Introducing Allergenic Foods: The Evidence-Based Guide
Everything you need to know about introducing allergenic foods to your baby — safely and based on current research.
Key Takeaways
- What the current research says
- The top allergens to introduce
- How to introduce safely
- Watch for reactions
The guidance on introducing allergenic foods has completely flipped in the past decade. If you're confused, you're not alone.
The old advice: avoid allergens until age 1-3. The new evidence: early introduction actually PREVENTS allergies.
What the current research says
Early introduction reduces allergy risk. The landmark LEAP study showed that introducing peanuts between 4-11 months reduced peanut allergy by 80% in high-risk infants. Similar findings exist for eggs and other allergens.
Delaying introduction increases risk. The old approach of avoiding allergens actually made the allergy epidemic worse.
Related: Why Won't My Baby Stop Crying? A Calm, Step-by-Step Guide
Current guidelines recommend introducing allergenic foods around 6 months — when your baby starts solids.

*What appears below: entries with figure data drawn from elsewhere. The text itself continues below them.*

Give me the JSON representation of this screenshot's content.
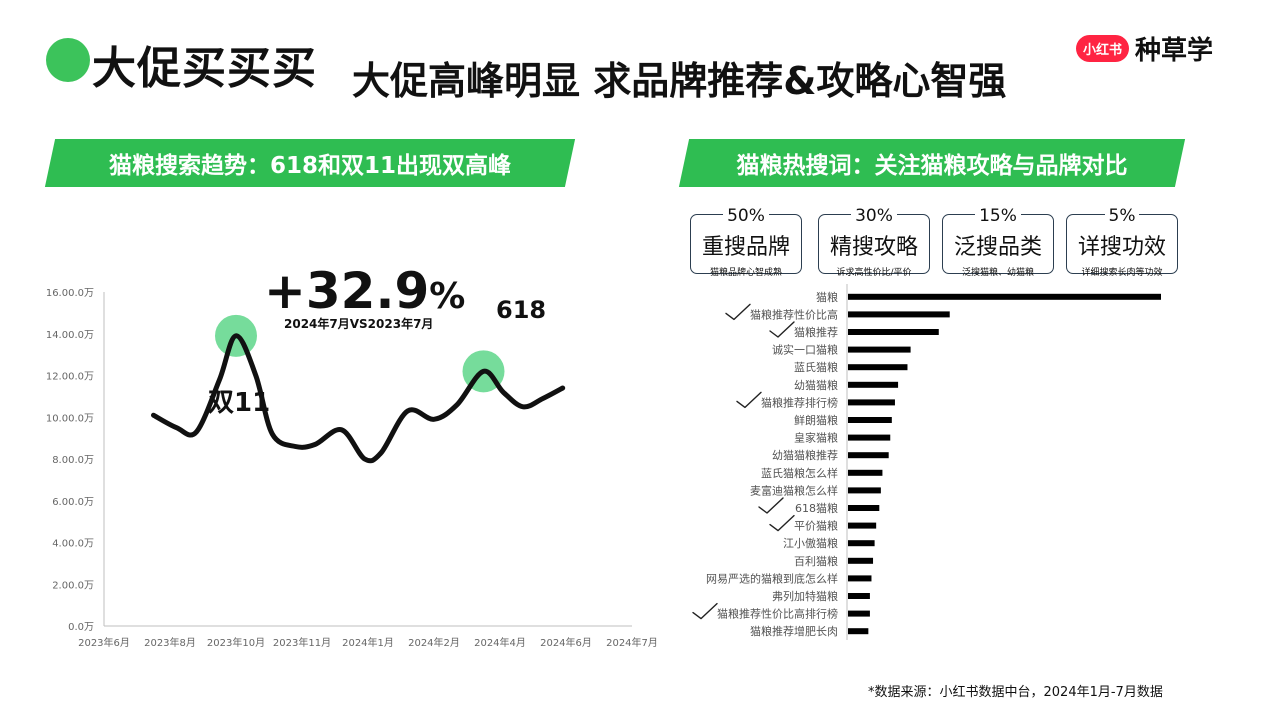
{
  "header": {
    "title_main": "大促买买买",
    "title_sub": "大促高峰明显 求品牌推荐&攻略心智强",
    "logo_badge": "小红书",
    "logo_text": "种草学"
  },
  "colors": {
    "accent": "#2fbd52",
    "dot": "#3cc35b",
    "highlight": "#5ed68a",
    "logo_red": "#ff2442"
  },
  "left_banner": "猫粮搜索趋势：618和双11出现双高峰",
  "right_banner": "猫粮热搜词：关注猫粮攻略与品牌对比",
  "annotations": {
    "growth_value": "+32.9",
    "growth_unit": "%",
    "growth_note": "2024年7月VS2023年7月",
    "peak_618": "618",
    "peak_1111": "双11"
  },
  "keyword_groups": [
    {
      "pct": "50%",
      "title": "重搜品牌",
      "desc": "猫粮品牌心智成熟"
    },
    {
      "pct": "30%",
      "title": "精搜攻略",
      "desc": "诉求高性价比/平价"
    },
    {
      "pct": "15%",
      "title": "泛搜品类",
      "desc": "泛搜猫粮、幼猫粮"
    },
    {
      "pct": "5%",
      "title": "详搜功效",
      "desc": "详细搜索长肉等功效"
    }
  ],
  "source_note": "*数据来源：小红书数据中台，2024年1月-7月数据",
  "chart_data": [
    {
      "type": "line",
      "title": "",
      "xlabel": "",
      "ylabel": "",
      "x": [
        "2023年6月",
        "2023年8月",
        "2023年10月",
        "2023年11月",
        "2024年1月",
        "2024年2月",
        "2024年4月",
        "2024年6月",
        "2024年7月"
      ],
      "ylim": [
        0,
        16
      ],
      "y_ticks": [
        "0.0万",
        "2.00.0万",
        "4.00.0万",
        "6.00.0万",
        "8.00.0万",
        "10.00.0万",
        "12.00.0万",
        "14.00.0万",
        "16.00.0万"
      ],
      "series": [
        {
          "points": [
            [
              0.75,
              10.1
            ],
            [
              1.1,
              9.5
            ],
            [
              1.4,
              9.3
            ],
            [
              1.75,
              11.8
            ],
            [
              2.0,
              13.9
            ],
            [
              2.3,
              12.0
            ],
            [
              2.55,
              9.2
            ],
            [
              2.9,
              8.6
            ],
            [
              3.2,
              8.7
            ],
            [
              3.6,
              9.4
            ],
            [
              3.95,
              8.0
            ],
            [
              4.2,
              8.3
            ],
            [
              4.6,
              10.3
            ],
            [
              5.0,
              9.9
            ],
            [
              5.35,
              10.6
            ],
            [
              5.75,
              12.2
            ],
            [
              6.05,
              11.2
            ],
            [
              6.35,
              10.5
            ],
            [
              6.65,
              10.9
            ],
            [
              6.95,
              11.4
            ]
          ]
        }
      ],
      "highlights": [
        {
          "x": 2.0,
          "y": 13.9
        },
        {
          "x": 5.75,
          "y": 12.2
        }
      ],
      "grid": false
    },
    {
      "type": "bar",
      "orientation": "horizontal",
      "title": "",
      "categories": [
        "猫粮",
        "猫粮推荐性价比高",
        "猫粮推荐",
        "诚实一口猫粮",
        "蓝氏猫粮",
        "幼猫猫粮",
        "猫粮推荐排行榜",
        "鲜朗猫粮",
        "皇家猫粮",
        "幼猫猫粮推荐",
        "蓝氏猫粮怎么样",
        "麦富迪猫粮怎么样",
        "618猫粮",
        "平价猫粮",
        "江小傲猫粮",
        "百利猫粮",
        "网易严选的猫粮到底怎么样",
        "弗列加特猫粮",
        "猫粮推荐性价比高排行榜",
        "猫粮推荐增肥长肉"
      ],
      "values": [
        100,
        32.5,
        29,
        20,
        19,
        16,
        15,
        14,
        13.5,
        13,
        11,
        10.5,
        10,
        9,
        8.5,
        8,
        7.5,
        7,
        7,
        6.5
      ],
      "checked": [
        false,
        true,
        true,
        false,
        false,
        false,
        true,
        false,
        false,
        false,
        false,
        false,
        true,
        true,
        false,
        false,
        false,
        false,
        true,
        false
      ],
      "grid": false
    }
  ]
}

The top allergens to introduce
- Peanuts (as peanut butter thinned with water or peanut puffs — never whole nuts)
- Eggs (well-cooked)
- Cow's milk products (yogurt, cheese — not milk as a drink before 12 months)

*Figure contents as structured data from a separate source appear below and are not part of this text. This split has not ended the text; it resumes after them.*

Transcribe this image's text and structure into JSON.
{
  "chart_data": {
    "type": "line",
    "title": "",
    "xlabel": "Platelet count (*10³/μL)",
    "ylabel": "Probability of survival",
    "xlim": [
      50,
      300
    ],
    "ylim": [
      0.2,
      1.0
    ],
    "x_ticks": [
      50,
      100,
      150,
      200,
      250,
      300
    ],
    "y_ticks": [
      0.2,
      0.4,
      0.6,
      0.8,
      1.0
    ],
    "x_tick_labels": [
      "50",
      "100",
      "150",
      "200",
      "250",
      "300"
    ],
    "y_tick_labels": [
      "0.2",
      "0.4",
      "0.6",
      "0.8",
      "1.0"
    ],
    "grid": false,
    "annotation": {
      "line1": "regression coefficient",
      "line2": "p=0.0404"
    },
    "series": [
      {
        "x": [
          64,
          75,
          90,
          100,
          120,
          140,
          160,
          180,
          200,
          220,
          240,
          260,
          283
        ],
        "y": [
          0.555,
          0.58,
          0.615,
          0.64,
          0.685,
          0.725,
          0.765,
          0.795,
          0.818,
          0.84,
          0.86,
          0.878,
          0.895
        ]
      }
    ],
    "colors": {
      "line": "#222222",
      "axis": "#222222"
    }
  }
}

- Tree nuts (as nut butters or finely ground)
- Wheat, Soy, Fish, Shellfish, Sesame
How to introduce safely
Start when baby is ready for solids (around 6 months). Sitting upright, showing interest in food, able to move food to the back of their mouth.
Introduce one allergen at a time. Wait 2-3 days between new allergens to identify any reaction.
Start with a small amount. A thin smear of peanut butter mixed into cereal or a puree. A small spoonful of yogurt.
Related: Tummy Time: How Much, When to Start, and What to Do When Baby Hates It
Give it early in the day. Introduce new allergens in the morning so you can observe during waking hours.
Keep offering regularly. Continue serving allergenic foods 2-3 times per week to maintain tolerance.
Related: 'Sleep When the Baby Sleeps' and Other Useless New Parent Advice
Watch for reactions
Mild reactions (common, usually not dangerous): Small hives around mouth, minor redness, slight fussiness. Often resolve on their own.
Serious reactions (rare, need immediate action): Widespread hives, swelling of face/lips/tongue, vomiting, difficulty breathing, lethargy. Call 911 immediately.
High-risk babies
If your baby has severe eczema or an existing food allergy, talk to your pediatrician before introducing new allergens. They may recommend testing first.
Related: The Self-Soothing Myth: What Babies Actually Need to Learn to Sleep
Don't fear allergenic foods — introduce them early and often. The evidence is clear: early, regular exposure is the best prevention we have.
The Bottom Line
Your job is to offer good food in a relaxed environment. Their job is to decide what and how much to eat. Trust the process, keep offering variety, and take the pressure off mealtimes.